Ferdinand Wesel (1846-1912) was the founder of the F. Wesel Manufacturing Company, which among other equipment, made some of the first flatbed cylinder proof presses. Born in Frankfurt A.M., he learned the printing-machinery trade, as The Inland Printer once put it, “in the thorough manner characteristic of his countrymen.” In 1866, he emigrated to New York and worked in several print shops. Two years later he was hired by R. Hoe & Co. as a manufacturing department head where he remained until establishing his eponymous company in 1880. This new new venture’s growth was rapid and necessitated four plant moves in the first twelve years. His Inland Printer obituary said Mr. Wesel was “an indefatigable worker, and had the faculty of vision. These combinations and his trained skill enabled him to secure results which have placed the products of the Wesel Manufacturing Company on a plane which has won for them a world-wide reputation.” Among dozens of products were stereotype and electrotype platemaking equipment, camera, type saws, and proof presses. While on a visit to Germany with his wife, Wesel died suddenly at age 66. That same year, a Wesel Electric Self-inking Proof Press” appears in the 1912 American Type Founders catalog. Only one of these is now known to exist. Later versions look similar to the Vandercook models 22, and 23 and HS27.

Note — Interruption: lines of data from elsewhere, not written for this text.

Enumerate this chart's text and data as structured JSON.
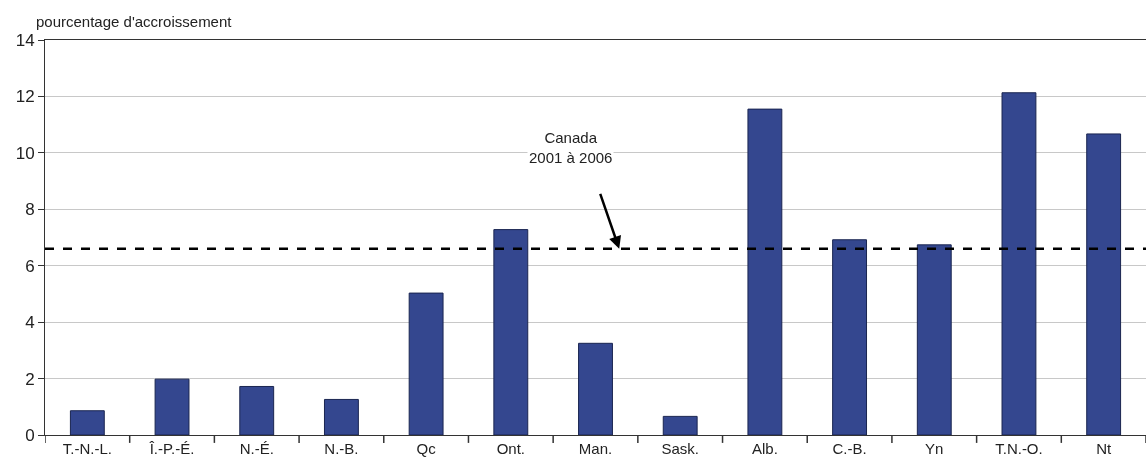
{
  "chart_data": {
    "type": "bar",
    "ylabel": "pourcentage d'accroissement",
    "categories": [
      "T.-N.-L.",
      "Î.-P.-É.",
      "N.-É.",
      "N.-B.",
      "Qc",
      "Ont.",
      "Man.",
      "Sask.",
      "Alb.",
      "C.-B.",
      "Yn",
      "T.N.-O.",
      "Nt"
    ],
    "values": [
      0.86,
      1.98,
      1.72,
      1.26,
      5.03,
      7.28,
      3.25,
      0.66,
      11.55,
      6.92,
      6.74,
      12.13,
      10.67
    ],
    "color": "#34478f",
    "ylim": [
      0,
      14
    ],
    "yticks": [
      0,
      2,
      4,
      6,
      8,
      10,
      12,
      14
    ],
    "grid": "y",
    "ref_lines": [
      {
        "axis": "y",
        "value": 6.6,
        "label": "Canada\n2001 à 2006",
        "color": "#000000",
        "line_style": "dashed"
      }
    ]
  }
}
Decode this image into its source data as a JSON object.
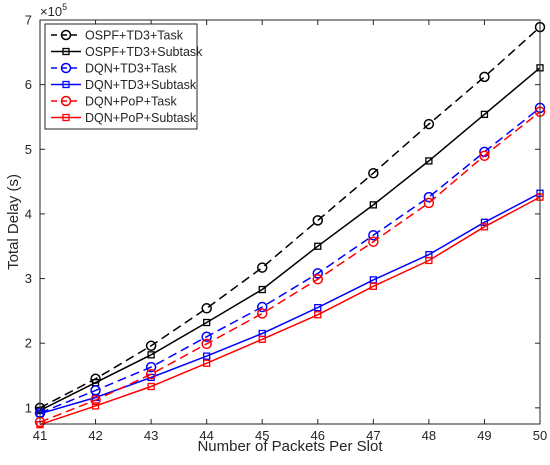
{
  "chart_data": {
    "type": "line",
    "xlabel": "Number of Packets Per Slot",
    "ylabel": "Total Delay (s)",
    "exponent_label": "×10",
    "exponent_power": "5",
    "x": [
      41,
      42,
      43,
      44,
      45,
      46,
      47,
      48,
      49,
      50
    ],
    "xlim": [
      41,
      50
    ],
    "ylim": [
      0.75,
      7
    ],
    "xticks": [
      "41",
      "42",
      "43",
      "44",
      "45",
      "46",
      "47",
      "48",
      "49",
      "50"
    ],
    "yticks": [
      {
        "value": 1,
        "label": "1"
      },
      {
        "value": 2,
        "label": "2"
      },
      {
        "value": 3,
        "label": "3"
      },
      {
        "value": 4,
        "label": "4"
      },
      {
        "value": 5,
        "label": "5"
      },
      {
        "value": 6,
        "label": "6"
      },
      {
        "value": 7,
        "label": "7"
      }
    ],
    "grid": false,
    "legend_position": "top-left",
    "series": [
      {
        "name": "OSPF+TD3+Task",
        "color": "#000000",
        "dash": "dashed",
        "marker": "circle",
        "values": [
          1.0,
          1.45,
          1.96,
          2.54,
          3.17,
          3.9,
          4.63,
          5.39,
          6.12,
          6.89
        ]
      },
      {
        "name": "OSPF+TD3+Subtask",
        "color": "#000000",
        "dash": "solid",
        "marker": "square",
        "values": [
          0.96,
          1.39,
          1.82,
          2.32,
          2.83,
          3.5,
          4.14,
          4.82,
          5.54,
          6.26
        ]
      },
      {
        "name": "DQN+TD3+Task",
        "color": "#0000ff",
        "dash": "dashed",
        "marker": "circle",
        "values": [
          0.92,
          1.27,
          1.63,
          2.1,
          2.56,
          3.08,
          3.67,
          4.26,
          4.96,
          5.64
        ]
      },
      {
        "name": "DQN+TD3+Subtask",
        "color": "#0000ff",
        "dash": "solid",
        "marker": "square",
        "values": [
          0.91,
          1.16,
          1.47,
          1.8,
          2.15,
          2.55,
          2.98,
          3.37,
          3.87,
          4.32
        ]
      },
      {
        "name": "DQN+PoP+Task",
        "color": "#ff0000",
        "dash": "dashed",
        "marker": "circle",
        "values": [
          0.78,
          1.12,
          1.52,
          1.99,
          2.46,
          2.99,
          3.57,
          4.17,
          4.9,
          5.58
        ]
      },
      {
        "name": "DQN+PoP+Subtask",
        "color": "#ff0000",
        "dash": "solid",
        "marker": "square",
        "values": [
          0.74,
          1.03,
          1.33,
          1.69,
          2.06,
          2.44,
          2.88,
          3.28,
          3.8,
          4.26
        ]
      }
    ]
  }
}
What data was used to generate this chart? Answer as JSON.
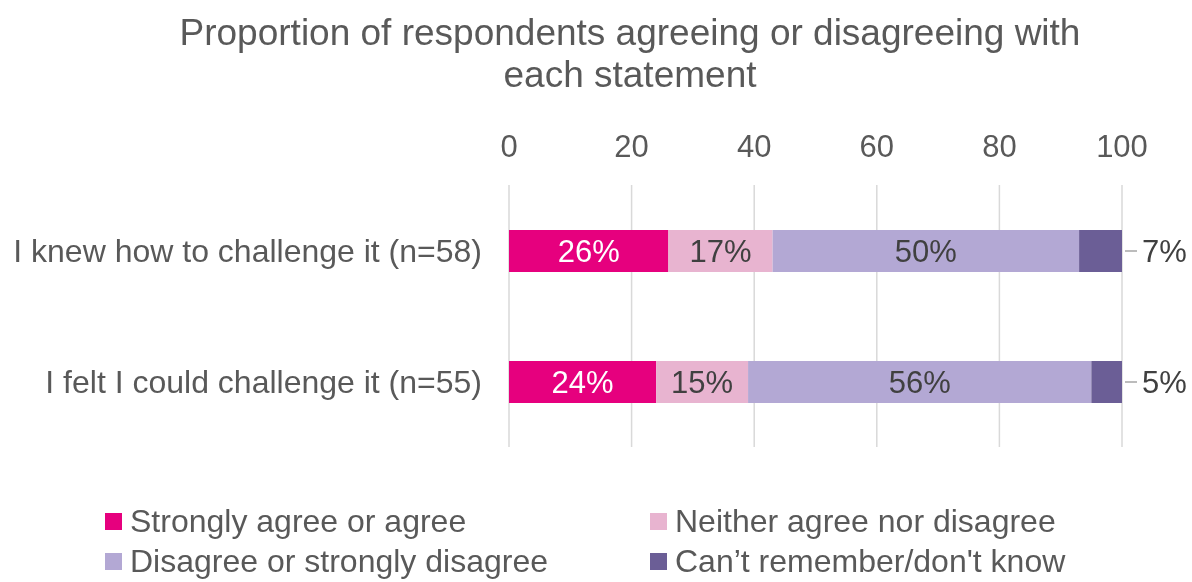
{
  "chart_data": {
    "type": "bar",
    "orientation": "horizontal",
    "stacked": true,
    "title": "Proportion of respondents agreeing or disagreeing with each statement",
    "categories": [
      "I knew how to challenge it (n=58)",
      "I felt I could challenge it (n=55)"
    ],
    "series": [
      {
        "name": "Strongly agree or agree",
        "color": "#e6007e",
        "values": [
          26,
          24
        ],
        "value_labels": [
          "26%",
          "24%"
        ]
      },
      {
        "name": "Neither agree nor disagree",
        "color": "#e8b4d0",
        "values": [
          17,
          15
        ],
        "value_labels": [
          "17%",
          "15%"
        ]
      },
      {
        "name": "Disagree or strongly disagree",
        "color": "#b3a8d4",
        "values": [
          50,
          56
        ],
        "value_labels": [
          "50%",
          "56%"
        ]
      },
      {
        "name": "Can’t remember/don't know",
        "color": "#6b5e96",
        "values": [
          7,
          5
        ],
        "value_labels": [
          "7%",
          "5%"
        ]
      }
    ],
    "xlim": [
      0,
      100
    ],
    "xticks": [
      0,
      20,
      40,
      60,
      80,
      100
    ],
    "grid": "x",
    "legend": "bottom"
  }
}
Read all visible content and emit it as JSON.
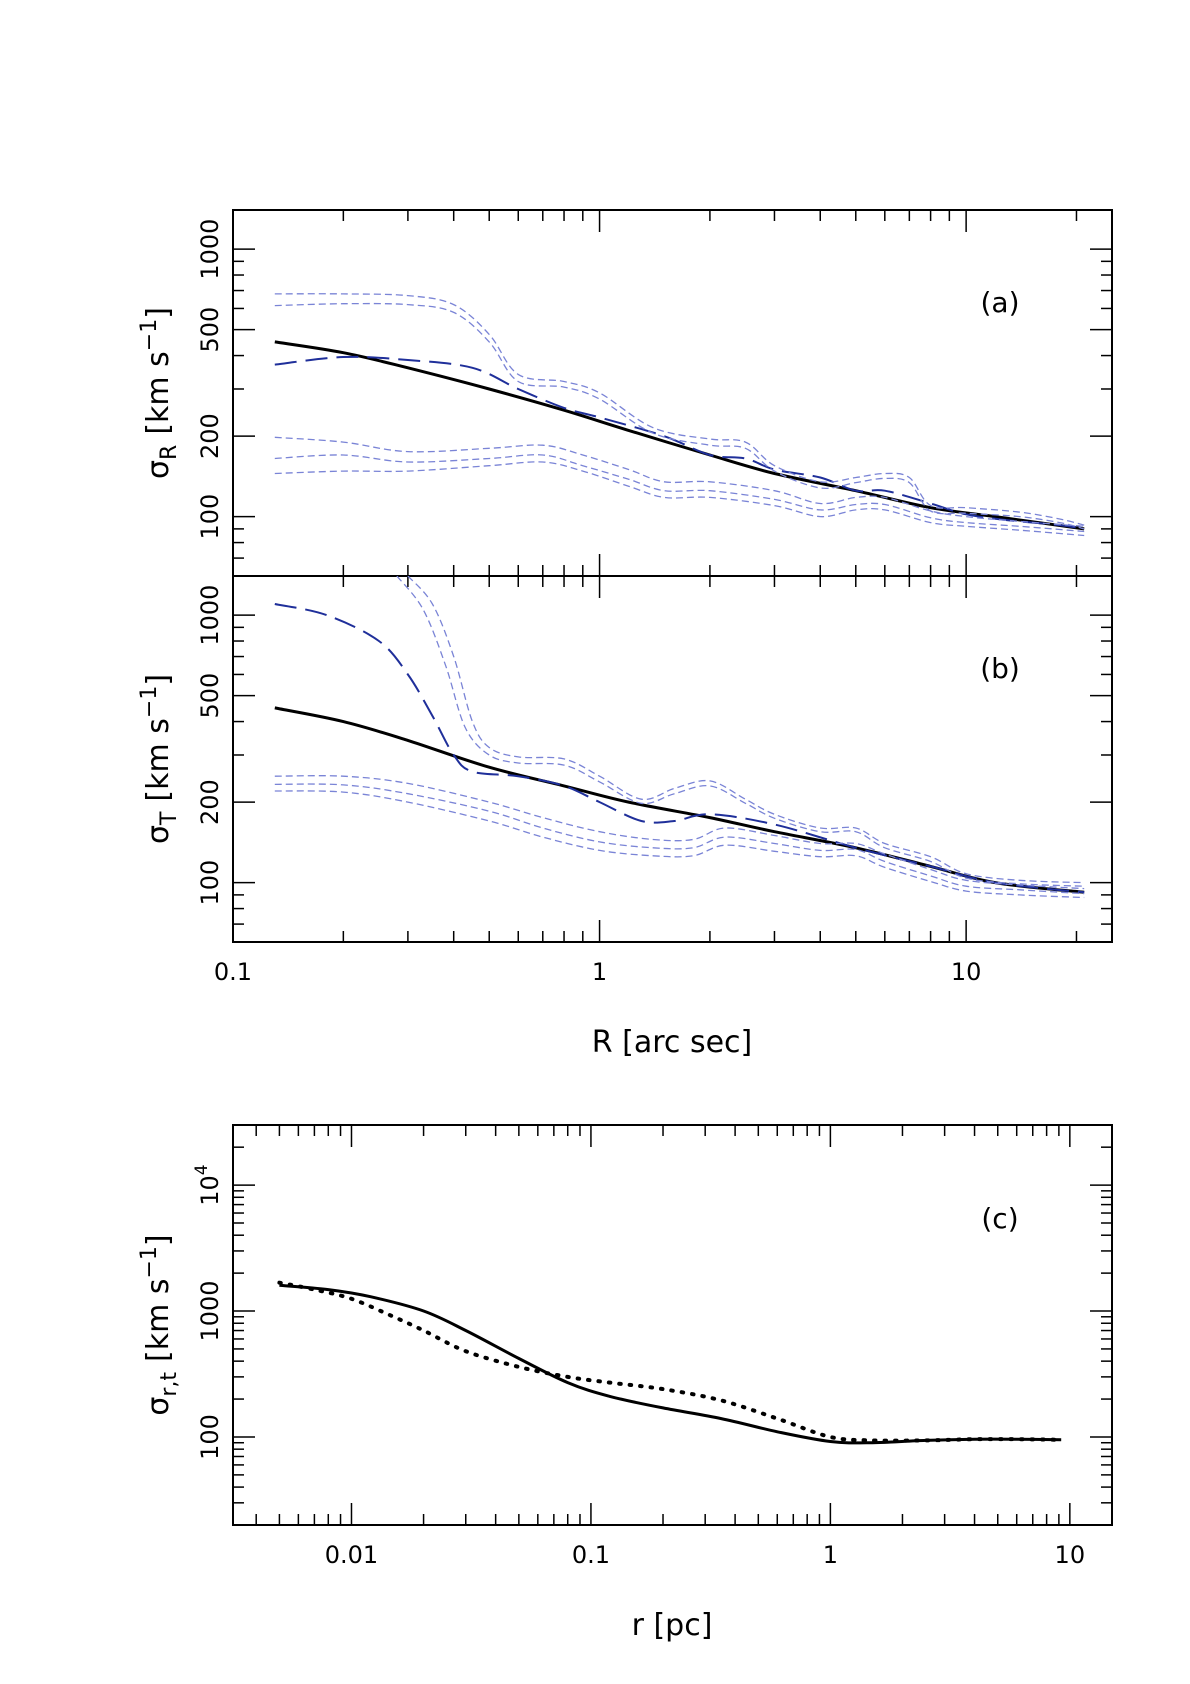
{
  "figure": {
    "shared_xlabel_top": "R [arc sec]",
    "xlabel_bottom": "r [pc]"
  },
  "colors": {
    "model": "#000000",
    "mean_dashed": "#1f2f9a",
    "bands": "#7a84d6"
  },
  "chart_data": [
    {
      "id": "a",
      "type": "line",
      "panel_label": "(a)",
      "ylabel": "σR [km s−1]",
      "ylabel_main": "σ",
      "ylabel_sub": "R",
      "ylabel_units": "[km s",
      "ylabel_exp": "−1",
      "ylabel_close": "]",
      "xlabel": "R [arc sec]",
      "xscale": "log",
      "yscale": "log",
      "xlim": [
        0.1,
        25
      ],
      "ylim": [
        60,
        1400
      ],
      "xtick_labels": [],
      "ytick_labels": [
        "100",
        "200",
        "500",
        "1000"
      ],
      "ytick_values": [
        100,
        200,
        500,
        1000
      ],
      "series": [
        {
          "name": "model",
          "style": "solid",
          "x": [
            0.13,
            0.2,
            0.3,
            0.5,
            0.8,
            1.2,
            2,
            3,
            5,
            8,
            12,
            21
          ],
          "y": [
            450,
            410,
            360,
            300,
            250,
            210,
            170,
            145,
            125,
            108,
            100,
            90
          ]
        },
        {
          "name": "mean",
          "style": "dashed",
          "x": [
            0.13,
            0.2,
            0.3,
            0.45,
            0.6,
            0.8,
            1.0,
            1.5,
            2,
            2.5,
            3,
            4,
            5,
            6,
            8,
            10,
            13,
            18,
            21
          ],
          "y": [
            370,
            395,
            385,
            360,
            300,
            255,
            235,
            200,
            170,
            165,
            150,
            140,
            125,
            125,
            112,
            102,
            97,
            93,
            90
          ]
        },
        {
          "name": "upper-1",
          "style": "band",
          "x": [
            0.13,
            0.2,
            0.3,
            0.4,
            0.5,
            0.6,
            0.8,
            1.0,
            1.4,
            2,
            2.5,
            3,
            4,
            5,
            6,
            7,
            8,
            10,
            14,
            18,
            21
          ],
          "y": [
            680,
            680,
            670,
            620,
            480,
            340,
            320,
            290,
            215,
            195,
            190,
            155,
            135,
            140,
            145,
            140,
            110,
            108,
            104,
            98,
            93
          ]
        },
        {
          "name": "upper-2",
          "style": "band",
          "x": [
            0.13,
            0.2,
            0.3,
            0.4,
            0.5,
            0.6,
            0.8,
            1.0,
            1.4,
            2,
            2.5,
            3,
            4,
            5,
            6,
            7,
            8,
            10,
            14,
            18,
            21
          ],
          "y": [
            615,
            625,
            620,
            580,
            450,
            320,
            305,
            275,
            205,
            185,
            180,
            148,
            128,
            134,
            139,
            134,
            105,
            103,
            100,
            95,
            90
          ]
        },
        {
          "name": "lower-1",
          "style": "band",
          "x": [
            0.13,
            0.2,
            0.3,
            0.5,
            0.7,
            0.9,
            1.2,
            1.5,
            2,
            3,
            4,
            5,
            6,
            8,
            10,
            14,
            21
          ],
          "y": [
            198,
            190,
            175,
            180,
            185,
            170,
            150,
            135,
            135,
            125,
            112,
            118,
            118,
            105,
            100,
            96,
            92
          ]
        },
        {
          "name": "lower-2",
          "style": "band",
          "x": [
            0.13,
            0.2,
            0.3,
            0.5,
            0.7,
            0.9,
            1.2,
            1.5,
            2,
            3,
            4,
            5,
            6,
            8,
            10,
            14,
            21
          ],
          "y": [
            165,
            170,
            160,
            165,
            170,
            155,
            138,
            125,
            125,
            116,
            106,
            111,
            111,
            99,
            95,
            92,
            88
          ]
        },
        {
          "name": "lower-3",
          "style": "band",
          "x": [
            0.13,
            0.2,
            0.3,
            0.5,
            0.7,
            0.9,
            1.2,
            1.5,
            2,
            3,
            4,
            5,
            6,
            8,
            10,
            14,
            21
          ],
          "y": [
            145,
            148,
            148,
            155,
            160,
            148,
            130,
            118,
            118,
            110,
            100,
            106,
            106,
            95,
            92,
            89,
            85
          ]
        }
      ]
    },
    {
      "id": "b",
      "type": "line",
      "panel_label": "(b)",
      "ylabel": "σT [km s−1]",
      "ylabel_main": "σ",
      "ylabel_sub": "T",
      "ylabel_units": "[km s",
      "ylabel_exp": "−1",
      "ylabel_close": "]",
      "xlabel": "R [arc sec]",
      "xscale": "log",
      "yscale": "log",
      "xlim": [
        0.1,
        25
      ],
      "ylim": [
        60,
        1400
      ],
      "xtick_labels": [
        "0.1",
        "1",
        "10"
      ],
      "xtick_values": [
        0.1,
        1,
        10
      ],
      "ytick_labels": [
        "100",
        "200",
        "500",
        "1000"
      ],
      "ytick_values": [
        100,
        200,
        500,
        1000
      ],
      "series": [
        {
          "name": "model",
          "style": "solid",
          "x": [
            0.13,
            0.2,
            0.3,
            0.5,
            0.8,
            1.2,
            2,
            3,
            5,
            8,
            12,
            21
          ],
          "y": [
            450,
            400,
            340,
            270,
            230,
            200,
            175,
            155,
            135,
            115,
            100,
            92
          ]
        },
        {
          "name": "mean",
          "style": "dashed",
          "x": [
            0.13,
            0.18,
            0.25,
            0.3,
            0.35,
            0.4,
            0.45,
            0.6,
            0.8,
            1.0,
            1.3,
            1.6,
            2,
            3,
            5,
            8,
            12,
            21
          ],
          "y": [
            1100,
            1000,
            800,
            600,
            420,
            300,
            260,
            250,
            230,
            200,
            170,
            170,
            180,
            165,
            135,
            115,
            100,
            92
          ]
        },
        {
          "name": "upper-1",
          "style": "band",
          "x": [
            0.3,
            0.35,
            0.4,
            0.45,
            0.5,
            0.6,
            0.8,
            1.0,
            1.3,
            1.6,
            2,
            2.5,
            3,
            4,
            5,
            6,
            8,
            10,
            14,
            21
          ],
          "y": [
            1400,
            1100,
            700,
            400,
            320,
            295,
            290,
            250,
            205,
            225,
            240,
            205,
            180,
            160,
            160,
            140,
            125,
            108,
            102,
            100
          ]
        },
        {
          "name": "upper-2",
          "style": "band",
          "x": [
            0.28,
            0.33,
            0.38,
            0.43,
            0.5,
            0.6,
            0.8,
            1.0,
            1.3,
            1.6,
            2,
            2.5,
            3,
            4,
            5,
            6,
            8,
            10,
            14,
            21
          ],
          "y": [
            1400,
            1050,
            650,
            380,
            300,
            280,
            275,
            238,
            198,
            215,
            230,
            198,
            174,
            155,
            155,
            135,
            120,
            104,
            99,
            97
          ]
        },
        {
          "name": "lower-1",
          "style": "band",
          "x": [
            0.13,
            0.2,
            0.3,
            0.5,
            0.7,
            1.0,
            1.4,
            1.8,
            2.2,
            3,
            4,
            5,
            6,
            8,
            10,
            14,
            21
          ],
          "y": [
            250,
            250,
            235,
            200,
            175,
            155,
            145,
            145,
            160,
            150,
            140,
            140,
            128,
            112,
            102,
            98,
            95
          ]
        },
        {
          "name": "lower-2",
          "style": "band",
          "x": [
            0.13,
            0.2,
            0.3,
            0.5,
            0.7,
            1.0,
            1.4,
            1.8,
            2.2,
            3,
            4,
            5,
            6,
            8,
            10,
            14,
            21
          ],
          "y": [
            233,
            232,
            215,
            185,
            160,
            142,
            135,
            135,
            148,
            140,
            132,
            133,
            120,
            106,
            97,
            94,
            91
          ]
        },
        {
          "name": "lower-3",
          "style": "band",
          "x": [
            0.13,
            0.2,
            0.3,
            0.5,
            0.7,
            1.0,
            1.4,
            1.8,
            2.2,
            3,
            4,
            5,
            6,
            8,
            10,
            14,
            21
          ],
          "y": [
            220,
            218,
            200,
            170,
            148,
            132,
            126,
            126,
            138,
            131,
            125,
            126,
            114,
            101,
            93,
            90,
            88
          ]
        }
      ]
    },
    {
      "id": "c",
      "type": "line",
      "panel_label": "(c)",
      "ylabel": "σr,t [km s−1]",
      "ylabel_main": "σ",
      "ylabel_sub": "r,t",
      "ylabel_units": "[km s",
      "ylabel_exp": "−1",
      "ylabel_close": "]",
      "xlabel": "r [pc]",
      "xscale": "log",
      "yscale": "log",
      "xlim": [
        0.0032,
        15
      ],
      "ylim": [
        20,
        30000
      ],
      "xtick_labels": [
        "0.01",
        "0.1",
        "1",
        "10"
      ],
      "xtick_values": [
        0.01,
        0.1,
        1,
        10
      ],
      "ytick_labels": [
        "100",
        "1000"
      ],
      "ytick_values": [
        100,
        1000
      ],
      "ytick_power_label": {
        "value": 10000,
        "base": "10",
        "exp": "4"
      },
      "series": [
        {
          "name": "sigma_r",
          "style": "solid",
          "x": [
            0.005,
            0.008,
            0.012,
            0.02,
            0.03,
            0.05,
            0.08,
            0.12,
            0.2,
            0.35,
            0.6,
            1.0,
            1.5,
            2.5,
            4,
            6,
            9.2
          ],
          "y": [
            1600,
            1480,
            1300,
            1000,
            700,
            420,
            270,
            210,
            170,
            140,
            110,
            92,
            90,
            94,
            96,
            96,
            95
          ]
        },
        {
          "name": "sigma_t",
          "style": "dotted",
          "x": [
            0.005,
            0.007,
            0.01,
            0.015,
            0.02,
            0.03,
            0.05,
            0.08,
            0.12,
            0.2,
            0.35,
            0.6,
            1.0,
            1.5,
            2.5,
            4,
            6,
            9.2
          ],
          "y": [
            1680,
            1480,
            1250,
            900,
            700,
            480,
            360,
            300,
            270,
            240,
            195,
            140,
            100,
            94,
            94,
            96,
            96,
            95
          ]
        }
      ]
    }
  ]
}
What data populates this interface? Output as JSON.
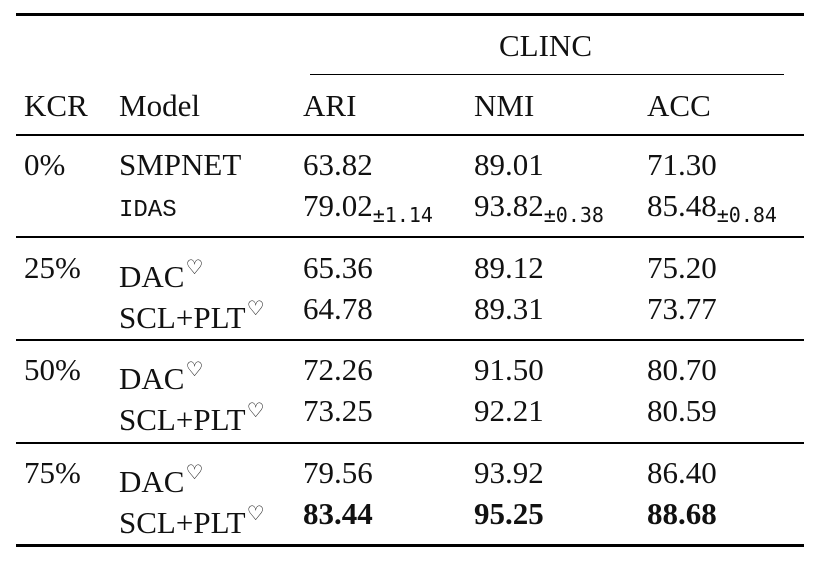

See Origin of the modern proof press reconsidered, Part II
* A two page display ad in a 1901 Inland Printer for F. Wesel Mfg. noted that the manager was Henry Lewis Bullen (1857–1938). Bullen became an influential writer on printing and typography who later established a library and museum for the American Type Founders Company. The collection at one point containing over 16,000 items is now at Columbia University.